Primary Pool – mirrored array, snapshots active daily.
NAS_6TB
32% of 11.95TB
Total: 11.95TB | Alloc: 3.85TB | Free: 8.09TB | State: ONLINE

Secondary Pool – Raidz (twice daily copy to this drive)
NAS_4TB
39% of 15.94TB
Total: 15.94TB | Alloc: 6.22TB | Free: 9.71TB | State: ONLINE

On same network, in out building

RemoteNAS
57% of 11.95TB
Total: 11.95TB | Alloc: 6.84TB | Free: 5.11TB | State: ONLINE

First setup
Primary to Secondary pool via rsync cron job, using Siftu’s script – basically emails when job done, either success/failure

$rsync_exec -avP --delete --progress --log-file "$log" "$1" "$2"

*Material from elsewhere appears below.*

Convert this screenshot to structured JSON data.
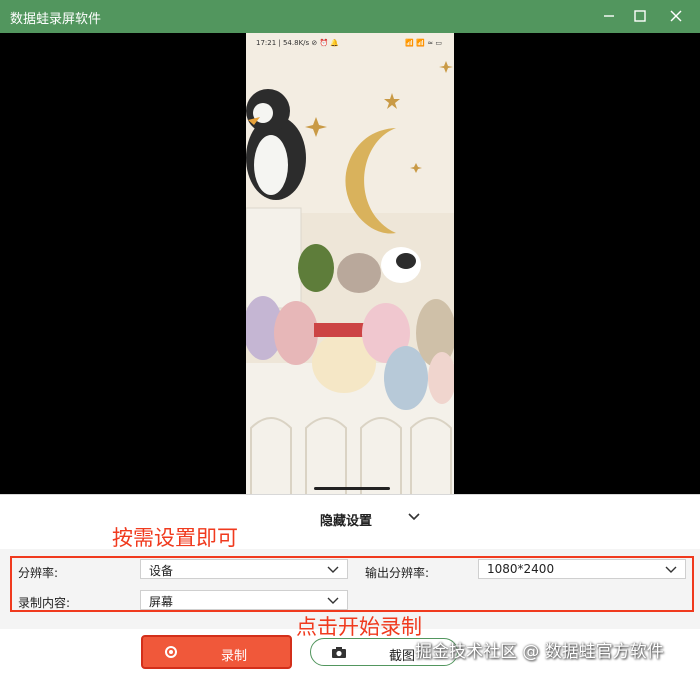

Files sent to the / level of the pool.

Second setup
Made datasets, rsync directly into datasets.

Third setup
Added lz4 compression to non-primary datasets.

User avatar
tony1
Moderator
Moderator
Posts: 172
Joined: 14 Jul 2016 19:04
Status: Offline

Re: Rsync – copy is bigger than source

#2

Post by tony1 » 01 May 2019 23:02

maybe look at the "df" or "du" command and see if they are the same?

User avatar
Lee Sharp
Advanced User
Advanced User
Posts: 255
Joined: 13 May 2013 21:12
Contact:
Status: Offline

Re: Rsync – copy is bigger than source

#3

Post by Lee Sharp » 07 May 2019 06:37

I am seeing similar behavior. I have not investigated yet, but I will...

User avatar
JoseMR
Hardware & Software Guru
Hardware & Software Guru
Posts: 1151
Joined: 16 Apr 2014 04:15
Location: PR
Contact:
Status: Offline

Re: Rsync – copy is bigger than source

#4

Post by JoseMR » 15 May 2019 19:05

Had a similar issue time ago wen testing on Webmin, bug report/findings here

What I've found is that some programs being unaware of ZFS snapshots may behave differently, for example "du" will report different sizes from zpools/datasets with .zfs(read-only snapshots location) visible or vise-versa.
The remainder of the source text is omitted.